Where is this "very strong right-wing media" he talks of?

Grow up Tony, or whatever name you go by when you're not pretending to be a lady.

Re: War criminal, "I can stop Brexit"

Thu Nov 24, 2016 6:03 pm

BrightBlueFuture wrote:"No, I think she’s a very solid, sensible person but she’s delivering Brexit. And she has to deliver it. Otherwise she will lose the support of that very strong right-wing media."

Where is this "very strong right-wing media" he talks of?

Grow up Tony, or whatever name you go by when you're not pretending to be a lady.


He was talking about Theresa May and I think he was alluding to the shitstickers i.e. The Sun, Mail, Express et all.

Re: War criminal, "I can stop Brexit"

Thu Nov 24, 2016 6:24 pm

Tony Blair believes that Brexit can be halted. “It can be stopped if the British people decide that, having seen what it means, the pain-gain cost-benefit analysis doesn’t stack up. And that can happen in one of two ways. I’m not saying it will [be stopped], by the way, but it could. I’m just saying: until you see what it means, how do you know?”

Phase 2 - Project fear and pain

May and Hammond both went into the voting booth and voted remain. Having the three Brexiteers in the cabinet is just an illusion. We are being set up for a watered down referendum 2 on whatever deal they throw up next year. I do think next year because we won't be doing hard Brexit.

Tough talking by EU representatives means nothing. Its what the German & French government heads want that counts. The French will be at best (or worse depending on your view) a right wing government even hard right. Merkel knows after the shit storm she has caused she can't run away like Cameron, but her majority and public admiration will be disseminated. The EU can't continue how Junker & Co would like, Brexit empowered the wests population to kick back and the head of the nations are concerned. Of course the EU bureaucrats couldn't give a monkeys because they don't need to be bothered by the little people.
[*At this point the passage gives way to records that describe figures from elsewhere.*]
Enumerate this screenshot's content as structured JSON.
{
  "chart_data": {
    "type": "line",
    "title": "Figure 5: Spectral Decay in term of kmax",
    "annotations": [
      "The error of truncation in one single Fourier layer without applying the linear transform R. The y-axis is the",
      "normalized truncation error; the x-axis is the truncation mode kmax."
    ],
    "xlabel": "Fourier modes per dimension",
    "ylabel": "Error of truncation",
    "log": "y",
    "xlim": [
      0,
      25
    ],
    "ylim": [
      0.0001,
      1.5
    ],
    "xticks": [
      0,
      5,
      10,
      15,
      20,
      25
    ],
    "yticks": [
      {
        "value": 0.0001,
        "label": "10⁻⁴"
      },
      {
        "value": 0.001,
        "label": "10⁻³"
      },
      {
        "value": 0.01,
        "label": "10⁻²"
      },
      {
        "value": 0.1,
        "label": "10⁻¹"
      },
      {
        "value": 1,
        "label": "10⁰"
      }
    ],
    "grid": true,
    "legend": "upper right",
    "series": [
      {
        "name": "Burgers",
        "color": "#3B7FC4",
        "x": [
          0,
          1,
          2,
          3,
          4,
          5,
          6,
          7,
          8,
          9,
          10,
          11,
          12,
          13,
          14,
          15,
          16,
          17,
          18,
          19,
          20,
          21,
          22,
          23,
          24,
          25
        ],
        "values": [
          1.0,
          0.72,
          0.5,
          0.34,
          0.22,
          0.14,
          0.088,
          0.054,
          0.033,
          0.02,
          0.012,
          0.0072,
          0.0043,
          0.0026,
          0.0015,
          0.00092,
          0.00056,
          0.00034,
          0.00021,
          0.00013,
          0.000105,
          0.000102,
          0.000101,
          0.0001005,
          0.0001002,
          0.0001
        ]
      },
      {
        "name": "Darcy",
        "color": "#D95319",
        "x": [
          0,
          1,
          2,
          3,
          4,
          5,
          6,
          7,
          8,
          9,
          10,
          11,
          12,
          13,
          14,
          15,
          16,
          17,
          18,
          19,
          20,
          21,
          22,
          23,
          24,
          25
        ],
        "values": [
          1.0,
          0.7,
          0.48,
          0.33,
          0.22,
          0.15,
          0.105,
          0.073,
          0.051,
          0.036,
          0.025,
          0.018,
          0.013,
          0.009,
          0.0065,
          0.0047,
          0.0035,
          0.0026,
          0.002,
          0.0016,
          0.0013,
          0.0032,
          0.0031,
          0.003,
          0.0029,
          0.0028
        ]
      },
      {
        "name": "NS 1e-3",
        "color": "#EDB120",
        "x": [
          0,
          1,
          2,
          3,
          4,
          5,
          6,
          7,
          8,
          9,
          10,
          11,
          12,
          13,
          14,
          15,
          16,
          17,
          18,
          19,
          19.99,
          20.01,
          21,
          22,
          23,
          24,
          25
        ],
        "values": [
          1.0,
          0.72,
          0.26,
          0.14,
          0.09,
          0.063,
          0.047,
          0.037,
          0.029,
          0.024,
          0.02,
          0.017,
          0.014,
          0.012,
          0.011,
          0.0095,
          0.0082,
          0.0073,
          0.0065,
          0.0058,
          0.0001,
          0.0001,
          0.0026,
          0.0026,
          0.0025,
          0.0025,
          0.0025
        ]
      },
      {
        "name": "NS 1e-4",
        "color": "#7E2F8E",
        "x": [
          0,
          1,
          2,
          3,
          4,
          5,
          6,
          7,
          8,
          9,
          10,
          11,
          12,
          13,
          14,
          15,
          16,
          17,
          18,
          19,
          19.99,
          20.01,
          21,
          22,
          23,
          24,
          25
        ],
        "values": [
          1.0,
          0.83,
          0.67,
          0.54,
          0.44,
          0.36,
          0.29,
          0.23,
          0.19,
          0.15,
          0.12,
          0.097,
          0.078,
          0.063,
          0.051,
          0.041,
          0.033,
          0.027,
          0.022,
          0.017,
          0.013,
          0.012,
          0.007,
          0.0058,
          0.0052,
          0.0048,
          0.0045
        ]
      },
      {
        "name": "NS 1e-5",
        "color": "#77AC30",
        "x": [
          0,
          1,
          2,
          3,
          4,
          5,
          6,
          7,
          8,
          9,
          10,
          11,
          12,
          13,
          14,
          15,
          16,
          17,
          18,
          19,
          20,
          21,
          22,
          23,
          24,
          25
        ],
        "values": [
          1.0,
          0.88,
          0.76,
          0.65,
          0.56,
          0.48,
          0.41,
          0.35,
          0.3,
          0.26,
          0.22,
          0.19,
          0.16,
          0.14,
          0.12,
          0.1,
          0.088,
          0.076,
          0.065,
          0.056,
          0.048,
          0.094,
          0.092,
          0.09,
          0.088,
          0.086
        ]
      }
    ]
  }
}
The problem with Brexit is we all voted for different things. I voted to stop the drive towards a united states of Europe. It can't be. The EU before the Euro was OK, not perfect but acceptable. Having the Euro required integration that the non Euro countries didn't need.
Even Nick Clegg said joining the Euro would have been a disaster for the UK even though most of his political life he and his favourite economists said it would be milk and honey.